People should really read the privacy policies before using any email app these days. Many popular ones state that they, at minimum, will keep access tokens on their servers, and many outright cache copies of your messages.


Even if you trust them on privacy or are willing to let them analyze your emails in exchange for some feature, there are very few companies that I trust to handle my email securely.

If a hacker gained access to my Gmail access tokens, they're a password reset link away from taking over most of my other online accounts and probably more than a few banking accounts. And then deleting the password reset emails.

Having worked for large and small companies (including ones that handle emails), security is always second (or third) compared to other business priorities. It takes a large effort to make sure everything is locked down and most companies don't have the skills, resources, and commitment to properly secure everything even if they nominally claim that security is important.

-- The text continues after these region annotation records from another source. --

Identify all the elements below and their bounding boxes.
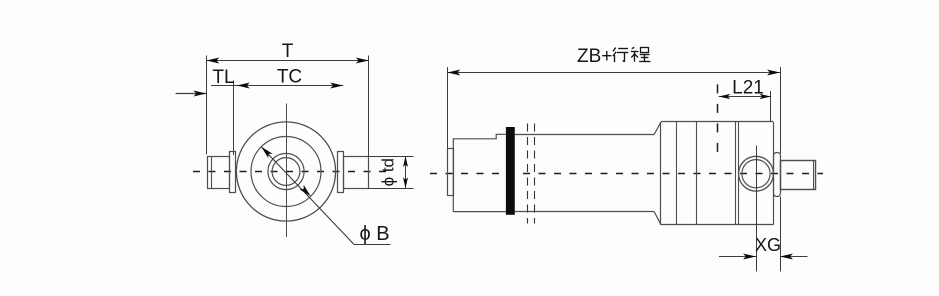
- left trunnion cap line: [211, 156, 213, 188]
- rod bushing outer circle: [268, 153, 304, 189]
- arrowhead ZB left: [447, 70, 460, 76]
- svg-text:ϕ td: ϕ td: [379, 158, 398, 186]
- arrowhead phi B lower-right: [299, 185, 310, 196]
- head left face: [660, 122, 662, 225]
- wire ZB extension line right: [780, 67, 782, 154]
- wire extension line right of T dimension: [368, 56, 370, 157]
- hidden piston line left: [527, 124, 529, 224]
- hidden port position dashed line: [717, 84, 719, 157]
- label xingcheng char xing: [613, 48, 616, 52]
- body outer circle: [236, 122, 335, 221]
- head bottom line: [661, 224, 773, 226]
- arrowhead phi B upper-left: [261, 147, 272, 158]
- arrowhead phi td bottom: [403, 177, 408, 188]
- dimension ZB line: [447, 72, 780, 74]
- dimension TL/TC line: [211, 85, 343, 87]
- cap joint line 1: [735, 122, 737, 225]
- svg-text:T: T: [282, 41, 294, 62]
- wire extension line TL right: [233, 81, 235, 156]
- arrowhead T right: [356, 58, 369, 64]
- piston rod stub chamfer line: [813, 160, 815, 189]
- label xingcheng char cheng: [632, 47, 635, 48]
- rod bushing inner circle: [272, 158, 300, 186]
- hidden piston line right: [534, 124, 536, 224]
- wire XG right arrow leader: [780, 256, 808, 258]
- cylinder tube bottom line: [515, 211, 654, 213]
- rod end button: [448, 149, 454, 196]
- bolt circle phi B: [251, 137, 321, 207]
- arrowhead TC right: [330, 83, 343, 89]
- piston rod stub: [781, 161, 816, 190]
- port boss outer circle: [739, 156, 774, 191]
- cap end block outline: [453, 134, 506, 211]
- wire XG extension right: [780, 197, 782, 272]
- right trunnion pin rectangle: [344, 157, 369, 189]
- head right face: [773, 122, 775, 225]
- wire XG left arrow leader: [719, 256, 756, 258]
- head chamfer bottom: [654, 212, 661, 225]
- wire TL outside arrow leader: [176, 93, 207, 95]
- head internal line 1: [676, 122, 678, 225]
- node horizontal centerline of side view: [430, 173, 823, 175]
- svg-text:ZB+: ZB+: [577, 46, 612, 67]
- arrowhead ZB right: [767, 70, 780, 76]
- wire ZB extension line left: [447, 67, 449, 196]
- svg-text:L21: L21: [732, 78, 764, 99]
- head chamfer top: [654, 122, 661, 134]
- cylinder tube top line: [515, 134, 654, 136]
- rod collar ring: [774, 153, 781, 197]
- right trunnion boss: [338, 152, 344, 193]
- head internal line 2: [696, 122, 698, 225]
- arrowhead L21 right: [760, 94, 772, 99]
- svg-text:XG: XG: [755, 235, 781, 255]
- node vertical centerline of end view: [286, 104, 288, 238]
- wire extension top for phi td: [369, 156, 414, 158]
- arrowhead TL outside: [193, 91, 206, 97]
- head top line: [661, 121, 773, 123]
- arrowhead T left: [206, 58, 219, 64]
- weld seal black band: [506, 127, 515, 215]
- port boss inner circle: [742, 160, 770, 188]
- dimension T line: [206, 60, 368, 62]
- cap joint line 2: [738, 122, 740, 225]
- arrowhead phi td top: [403, 156, 408, 167]
- wire port center line / XG extension left: [756, 146, 758, 272]
- svg-text:ϕ B: ϕ B: [359, 223, 389, 245]
- arrowhead TC left: [237, 83, 250, 89]
- arrowhead L21 left: [719, 94, 731, 99]
- wire extension bottom for phi td: [369, 188, 414, 190]
- left trunnion pin rectangle: [208, 157, 230, 189]
- wire L21 extension right: [770, 91, 772, 122]
- dimension phi B diagonal line: [261, 147, 354, 245]
- wire extension line left of T dimension: [206, 56, 208, 155]
- svg-text:TL: TL: [212, 67, 234, 88]
- arrowhead XG left: [743, 254, 756, 260]
- svg-text:TC: TC: [277, 67, 302, 88]
- arrowhead XG right: [780, 254, 793, 260]
- dimension phi td line: [405, 156, 407, 188]
- node horizontal centerline of end view: [193, 171, 391, 173]
- wire phi B leader horizontal: [354, 244, 390, 246]
- left trunnion boss: [230, 152, 236, 193]
- dimension L21 line: [719, 96, 771, 98]
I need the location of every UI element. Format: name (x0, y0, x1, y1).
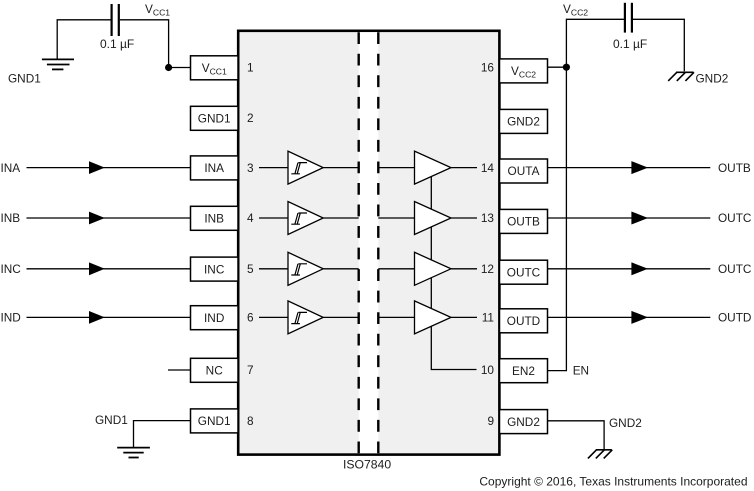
wire: pin 3 stub to schmitt buffer input (259, 167, 288, 169)
wire: EN net vertical (VCC2 junction down to EN corner) (548, 67, 567, 370)
wire: INA input line (27, 167, 191, 169)
isolator IC body U1 ISO7840 (238, 31, 499, 455)
svg-text:NC: NC (206, 364, 224, 378)
svg-text:16: 16 (481, 61, 495, 75)
junction dot node VCC2 (563, 64, 570, 71)
arrow on output row pin 11 (631, 311, 648, 324)
pin 11 box OUTD (right) (500, 309, 548, 333)
arrow on IND input (89, 311, 105, 324)
svg-text:14: 14 (481, 161, 495, 175)
svg-text:10: 10 (481, 363, 495, 377)
output buffer row pin 14 (415, 151, 452, 184)
svg-text:9: 9 (487, 414, 494, 428)
svg-text:GND1: GND1 (198, 414, 231, 428)
wire: schmitt buffer output to barrier row pin 3 (323, 167, 359, 169)
svg-text:INB: INB (1, 211, 21, 225)
wire: C1 right plate to VCC1 corner down to pin 1 (120, 20, 169, 68)
ground GND1 (top left, earth symbol) (42, 59, 74, 69)
pin 3 box INA (left) (191, 156, 239, 180)
wire: schmitt buffer output to barrier row pin 5 (323, 268, 359, 270)
wire: output line row pin 12 (548, 268, 711, 270)
schmitt-trigger input buffer row pin 6 (288, 301, 323, 334)
junction dot node VCC1 (165, 64, 172, 71)
pin 8 box GND1 (left) (191, 409, 239, 433)
svg-text:12: 12 (481, 262, 494, 276)
svg-text:VCC1: VCC1 (145, 2, 170, 17)
arrow on INA input (89, 161, 105, 174)
wire: output buffer to pin 13 stub (451, 217, 477, 219)
svg-text:3: 3 (247, 161, 254, 175)
pin 10 box EN2 (right) (500, 359, 548, 383)
svg-text:6: 6 (247, 311, 254, 325)
svg-text:GND2: GND2 (696, 71, 729, 85)
svg-text:INB: INB (204, 212, 224, 226)
wire: barrier to output buffer input row pin 14 (378, 167, 414, 169)
wire: output buffer to pin 14 stub (451, 167, 477, 169)
svg-text:INA: INA (204, 161, 224, 175)
capacitor C1 left plate (110, 4, 112, 36)
pin 16 box VCC2 (right) (500, 59, 548, 83)
svg-text:8: 8 (247, 414, 254, 428)
wire: pin 16 to VCC2 junction (548, 66, 567, 68)
ground GND2 (top right, chassis symbol) (668, 72, 694, 81)
svg-text:VCC2: VCC2 (563, 2, 588, 17)
svg-text:INC: INC (1, 262, 22, 276)
wire: INC input line (27, 268, 191, 270)
svg-text:OUTC: OUTC (718, 262, 752, 276)
svg-text:INA: INA (1, 161, 21, 175)
svg-text:INC: INC (204, 262, 225, 276)
svg-text:GND2: GND2 (507, 115, 540, 129)
pin 13 box OUTB (right) (500, 209, 548, 233)
pin 7 box NC (left) (191, 358, 239, 382)
wire: output line row pin 13 (548, 217, 711, 219)
svg-text:OUTC: OUTC (507, 265, 541, 279)
wire: C2 right plate to GND2 drop (633, 19, 684, 71)
capacitor C2 right plate (631, 3, 633, 33)
svg-text:7: 7 (247, 363, 254, 377)
svg-text:IND: IND (204, 311, 224, 325)
ground GND2 (bottom right, chassis symbol) (588, 450, 612, 459)
svg-text:GND1: GND1 (95, 413, 128, 427)
ground GND1 (bottom left, earth symbol) (117, 448, 150, 458)
svg-text:ISO7840: ISO7840 (343, 457, 391, 471)
pin 5 box INC (left) (191, 257, 239, 281)
schmitt-trigger input buffer row pin 5 (288, 252, 323, 285)
isolation barrier white band (359, 32, 379, 453)
pin 4 box INB (left) (191, 206, 239, 230)
pin 2 box GND1 (left) (191, 106, 239, 130)
arrow on output row pin 12 (631, 262, 648, 275)
svg-text:GND2: GND2 (609, 416, 642, 430)
pin 14 box OUTA (right) (500, 159, 548, 183)
internal EN net wire (vertical buffer chain to pin 10) (431, 177, 476, 370)
svg-text:IND: IND (1, 311, 21, 325)
svg-text:OUTD: OUTD (718, 311, 751, 325)
wire: output line row pin 14 (548, 167, 711, 169)
wire: output buffer to pin 12 stub (451, 268, 477, 270)
isolation barrier dashed line left (358, 32, 360, 453)
svg-text:Copyright © 2016, Texas Instru: Copyright © 2016, Texas Instruments Inco… (479, 475, 747, 489)
pin 15 box GND2 (right) (500, 109, 548, 133)
svg-text:GND2: GND2 (507, 415, 540, 429)
wire: VCC2 riser to C2 left plate (566, 19, 624, 67)
svg-text:2: 2 (247, 111, 254, 125)
wire: GND1 riser to C1 left plate (57, 20, 110, 59)
svg-text:OUTD: OUTD (507, 314, 540, 328)
capacitor C1 right plate (118, 4, 120, 36)
wire: schmitt buffer output to barrier row pin 4 (323, 217, 359, 219)
capacitor C2 left plate (624, 3, 626, 33)
pin 6 box IND (left) (191, 306, 239, 330)
wire: pin 5 stub to schmitt buffer input (259, 268, 288, 270)
wire: pin 6 stub to schmitt buffer input (259, 316, 288, 318)
arrow on output row pin 13 (631, 212, 648, 225)
wire: NC pin 7 stub (168, 369, 191, 371)
svg-text:OUTC: OUTC (718, 211, 752, 225)
svg-text:0.1 µF: 0.1 µF (613, 37, 647, 51)
svg-text:4: 4 (247, 211, 254, 225)
svg-text:GND1: GND1 (198, 112, 231, 126)
output buffer row pin 13 (415, 202, 452, 235)
svg-text:11: 11 (482, 311, 494, 325)
wire: output buffer to pin 11 stub (451, 316, 477, 318)
svg-text:0.1 µF: 0.1 µF (100, 37, 134, 51)
wire: barrier to output buffer input row pin 11 (378, 316, 414, 318)
isolation barrier dashed line right (377, 32, 379, 453)
svg-text:EN2: EN2 (512, 364, 535, 378)
pin 1 box VCC1 (left) (191, 56, 239, 80)
svg-text:5: 5 (247, 262, 254, 276)
svg-text:EN: EN (573, 364, 589, 378)
pin 12 box OUTC (right) (500, 260, 548, 284)
wire: schmitt buffer output to barrier row pin 6 (323, 316, 359, 318)
svg-text:1: 1 (247, 61, 254, 75)
svg-text:OUTA: OUTA (508, 164, 540, 178)
wire: pin 8 GND1 to ground (134, 421, 191, 448)
output buffer row pin 11 (415, 301, 452, 334)
pin 9 box GND2 (right) (500, 410, 548, 434)
wire: pin 9 GND2 to ground (548, 421, 604, 450)
wire: junction to VCC1 pin box (169, 67, 191, 69)
output buffer row pin 12 (415, 252, 452, 285)
svg-text:GND1: GND1 (8, 71, 41, 85)
schmitt-trigger input buffer row pin 3 (288, 151, 323, 184)
wire: pin 4 stub to schmitt buffer input (259, 217, 288, 219)
wire: IND input line (27, 316, 191, 318)
schmitt-trigger input buffer row pin 4 (288, 202, 323, 235)
arrow on INC input (89, 262, 105, 275)
svg-text:13: 13 (481, 211, 495, 225)
svg-text:OUTB: OUTB (718, 161, 751, 175)
wire: barrier to output buffer input row pin 13 (378, 217, 414, 219)
arrow on output row pin 14 (631, 161, 648, 174)
wire: barrier to output buffer input row pin 12 (378, 268, 414, 270)
wire: INB input line (27, 217, 191, 219)
arrow on INB input (89, 212, 105, 225)
svg-text:OUTB: OUTB (507, 215, 540, 229)
wire: output line row pin 11 (548, 316, 711, 318)
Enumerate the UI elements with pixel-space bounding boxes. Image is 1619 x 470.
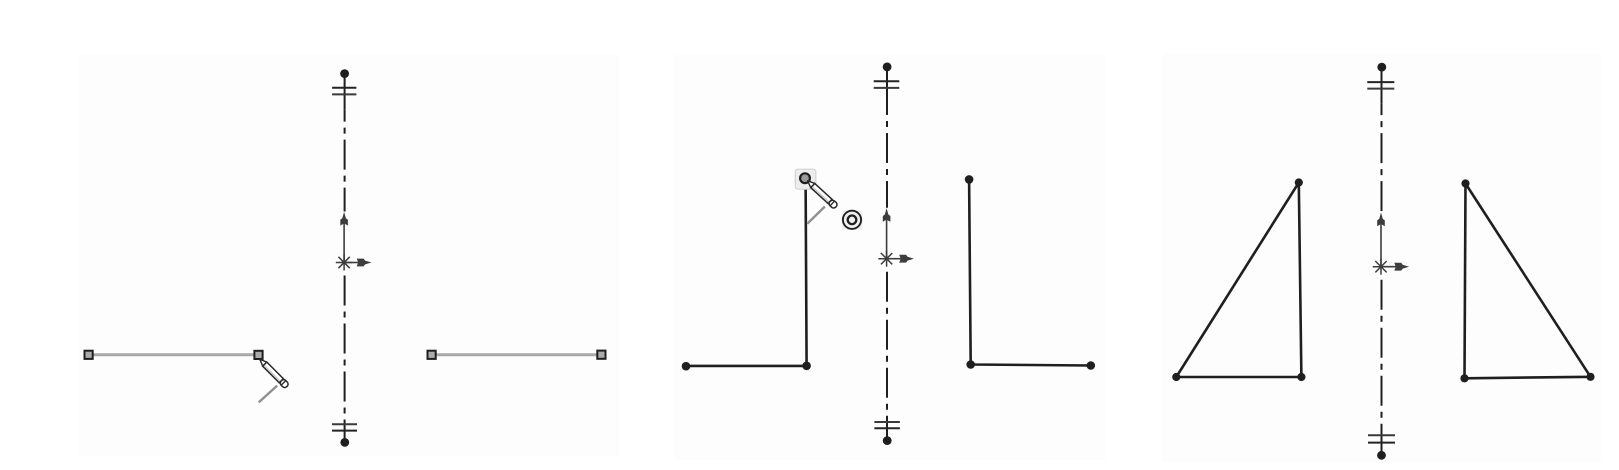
origin symbol panel1: [336, 212, 372, 271]
inference line gray panel2: [807, 207, 825, 224]
centerline panel1 upper dash-dot segment: [344, 110, 346, 212]
mirror hash marks bottom panel2: [874, 421, 900, 423]
coincident symbol inner circle panel2: [848, 216, 857, 225]
centerline top endpoint dot panel1: [340, 69, 349, 78]
centerline bottom endpoint dot panel1: [340, 438, 349, 447]
mirrored sketch line right (gray): [432, 353, 601, 356]
mirror hash marks top panel1: [332, 87, 356, 89]
coincident feedback background panel2: [842, 210, 863, 230]
centerline bottom endpoint dot panel3: [1377, 451, 1386, 460]
selected sketch line left (gray): [89, 353, 258, 356]
endpoint highlight box panel2: [795, 169, 816, 189]
endpoint dot highlighted panel2: [800, 173, 810, 183]
mirror hash marks bottom panel3: [1368, 434, 1395, 436]
vertex dot bottom-right triangle-left: [1297, 373, 1305, 381]
centerline panel3 upper dash-dot segment: [1381, 103, 1383, 216]
coincident symbol outer circle panel2: [843, 211, 861, 229]
centerline panel3 solid top segment: [1381, 67, 1383, 103]
vertex dot top panel2-right: [965, 175, 974, 184]
vertex dot bottom-left triangle-right: [1460, 374, 1468, 382]
square endpoint mirrored-left: [428, 351, 436, 359]
L-shape polyline left panel2: [686, 181, 807, 366]
mirror hash marks bottom panel1: [332, 423, 357, 425]
panel background 3 (faint screenshot area): [1162, 53, 1601, 462]
centerline top endpoint dot panel2: [883, 63, 892, 72]
vertex dot top triangle-left: [1295, 178, 1303, 186]
vertex dot bottom-right triangle-right: [1586, 373, 1594, 381]
triangle right panel3: [1465, 184, 1591, 379]
vertex dot corner panel2-right: [966, 360, 975, 369]
origin symbol panel3: [1373, 213, 1409, 275]
triangle left panel3: [1176, 183, 1301, 378]
centerline top endpoint dot panel3: [1377, 63, 1386, 72]
panel background 2 (faint screenshot area): [674, 55, 1106, 460]
vertex dot bottom-left triangle-left: [1172, 373, 1180, 381]
centerline panel2 solid top segment: [886, 67, 888, 103]
inference line gray (panel1): [259, 386, 278, 403]
vertex dot corner panel2: [802, 362, 811, 371]
square endpoint mirrored-right: [597, 351, 605, 359]
L-shape polyline right panel2: [969, 179, 1091, 365]
origin symbol panel2: [878, 208, 914, 267]
square endpoint right: [254, 351, 262, 359]
vertex dot left-end panel2: [682, 362, 691, 371]
centerline panel1 lower dash-dot segment: [344, 276, 346, 443]
centerline panel3 lower dash-dot segment: [1381, 280, 1383, 456]
centerline bottom endpoint dot panel2: [883, 436, 892, 445]
pencil cursor panel1: [257, 357, 289, 389]
square endpoint left: [85, 351, 93, 359]
centerline panel1 solid top segment: [344, 74, 346, 110]
centerline panel2 upper dash-dot segment: [886, 103, 888, 208]
mirror hash marks top panel2: [874, 80, 900, 82]
vertex dot top triangle-right: [1461, 179, 1469, 187]
panel background 1 (faint screenshot area): [78, 55, 619, 456]
centerline panel2 lower dash-dot segment: [886, 272, 888, 441]
pencil cursor panel2: [805, 178, 838, 209]
vertex dot right-end panel2-right: [1087, 361, 1096, 370]
mirror hash marks top panel3: [1367, 81, 1394, 83]
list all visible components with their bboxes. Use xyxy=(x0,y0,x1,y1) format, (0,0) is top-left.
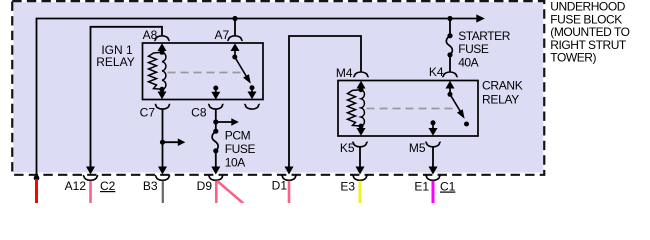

My lack of trust is the sole reason I never had email on my phone until a few months ago. I moved to ProtonMail and I use their app (which is great). I trust them. It's possible I'm wrong, but I know how they make money and if I use them long enough I'll be a paying customer when my free space runs out. They also open-sourced their codebase and I have a friend in law enforcement who has delivered warrants to them and they truly don't keep any data or have access to emails at all.



Most privacy policies are in legalese, and hard experience has shown that what I, as a non-lawyer, think they say is quite often very different from what they actually say.

As a result, I gave up bothering to read them unless they're one or two paragraphs long. I simply assume they say what 90% of them really say: they can take any data they like, do whatever they like with it, and they can unilaterally change the agreement any time they want.


If something is free on the internet, there is a good chance you are the product.


And if you're paying for something on the internet, there is a good chance that you are the product.


for the most part, these days, if you're on the internet you are the product.


>Edison

Are there really no good open source email clients on iphones?


The app review process can be very time-consuming. I imagine this is at least part of the reason there are not more open-source apps on iOS.

Also, there's no way to change your default mail client, so that makes it somewhat less likely that we'd see someone develop one of these.


The HN title of this article, cf. the true title on the vice.com web page, fails to consider that this article is also about the companies that sell data derived from scraping the contents of email. Arguably the sellers are more interesting here as they are the ones doing the scraping and creating the market.


Someone changed the title. The original submission title matched the article title [1]. Feels like an intentional re-characterization to place the blame on the ones purchasing the data, as opposed to the ones harvesting and selling. This journalist is the same who exposed Jumpshot [2] for similar tactics (selling highly-sensitive user-level data), and a few days later the entire company (~230 employees) shut down.

I asked about a similar problem [3] on a "Who's Hiring" last week to a YC-funded company and dang was quick to detach that comment, as it was off-topic for the context of the thread.

[1] https://www.google.com/search?q=site%3Anews.ycombinator.com+...

[2] https://www.vice.com/en_us/article/qjdkq7/avast-antivirus-se...

[3] https://news.ycombinator.com/item?id=22229267


It seems it's time again for the reminder that if you aren't paying you are the product, not the customer. I don't understand how people don't understand this in 2020, after at least 2 decades of this nonsense. Or do they just not care?